We’re guessing that nobody was shocked when they read the story in Wednesday’s Daily Herald in which city officials were quick to praise the positive study and equally speedy in shooting down the bad one.
In case you missed, here’s what we learned.
In the 2014 KPMG Competitive Alternatives Study, Prince Albert ranked in the top third of 133 cities, placing 14th internationally for cost competitiveness and 11th among the 32 Canadian cities included.
A second study wasn’t quite as glowing.
In its April 2014 issue featuring its annual ranking of the best cities to live in Canada, MoneySense magazine ranked Prince Albert in 184th place among 201 cities, down from 175th place last year.
Let’s deal with the MoneySense study first.
If a study is an oak tree, the axe is pointing out flawed statistics. And that’s the approach that was taken.
Chamber of Commerce CEO Merle Lacert wondered if their number for the city’s jobless rate, 9.7 per cent, included the north of Saskatchewan and its chronically high unemployment.
It’s a valid question for a city with nearly 800 jobs listed on www.saskjobs.ca.

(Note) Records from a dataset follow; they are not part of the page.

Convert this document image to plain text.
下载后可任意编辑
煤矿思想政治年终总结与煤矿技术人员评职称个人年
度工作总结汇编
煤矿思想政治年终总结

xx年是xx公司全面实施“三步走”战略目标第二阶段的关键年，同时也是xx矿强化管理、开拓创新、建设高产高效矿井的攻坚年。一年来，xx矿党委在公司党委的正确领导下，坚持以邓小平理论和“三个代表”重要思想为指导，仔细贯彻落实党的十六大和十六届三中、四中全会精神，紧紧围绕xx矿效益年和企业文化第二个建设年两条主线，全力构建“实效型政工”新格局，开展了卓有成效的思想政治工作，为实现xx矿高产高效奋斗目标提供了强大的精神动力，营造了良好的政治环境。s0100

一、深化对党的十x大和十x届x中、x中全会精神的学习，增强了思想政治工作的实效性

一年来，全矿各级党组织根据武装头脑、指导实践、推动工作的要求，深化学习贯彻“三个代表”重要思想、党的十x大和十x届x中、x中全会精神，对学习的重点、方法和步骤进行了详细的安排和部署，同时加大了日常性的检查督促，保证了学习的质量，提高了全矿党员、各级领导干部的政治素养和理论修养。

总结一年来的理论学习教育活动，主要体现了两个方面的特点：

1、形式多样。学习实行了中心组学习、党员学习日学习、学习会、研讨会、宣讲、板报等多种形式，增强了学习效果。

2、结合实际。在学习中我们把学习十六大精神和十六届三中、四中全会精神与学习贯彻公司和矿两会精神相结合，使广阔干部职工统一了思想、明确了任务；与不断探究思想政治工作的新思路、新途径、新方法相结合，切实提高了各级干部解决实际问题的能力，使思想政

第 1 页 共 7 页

It would seem that if you want work, unless it’s specialized, there is something out there for you.
The city’s solid but unspectacular growth was also pointed, perhaps more fairly.
The final stat was more puzzling. MoneySense suggested that the city’s average house price was $347,536 -- with an average of 4.39 years to buy a home in the city.
Lacert said a study done last fall put that average home price nearly $100,000 lower in the $250,000 range.
That’s a valid question, because a mistake of nearly 30 per cent would surely skew the results.
The 2014 KPMG Competitive Alternatives Study, meanwhile, measured “26 key cost components in each market, including costs associated with taxes, labor, facilities, transportation and utilities, as they apply to seven different business-to-business service sector operations and 12 different manufacturing sector operations.”
Overall, it placed the city in Canada, which is obviously a terrific showing.
The fact that this international study had a more detailed statistical breakdown lends credence to its findings.
Of course the two studies measure different things so there could be truth in both despite their very different results.
Mayor Greg Dionne wasn’t shy about what he believed.
“Of course this (KPMG) one’s very positive and to me has more validity to it because when I looked at the other one, the price of housing was out by quite a bit,” Dionne told Daily Herald reporter Matt Gardner.
“So this one seems to be a lot better report, and of course it tells me that Prince Albert’s a good place to do business.”
We would have been disappointed if the mayor had answered any differently.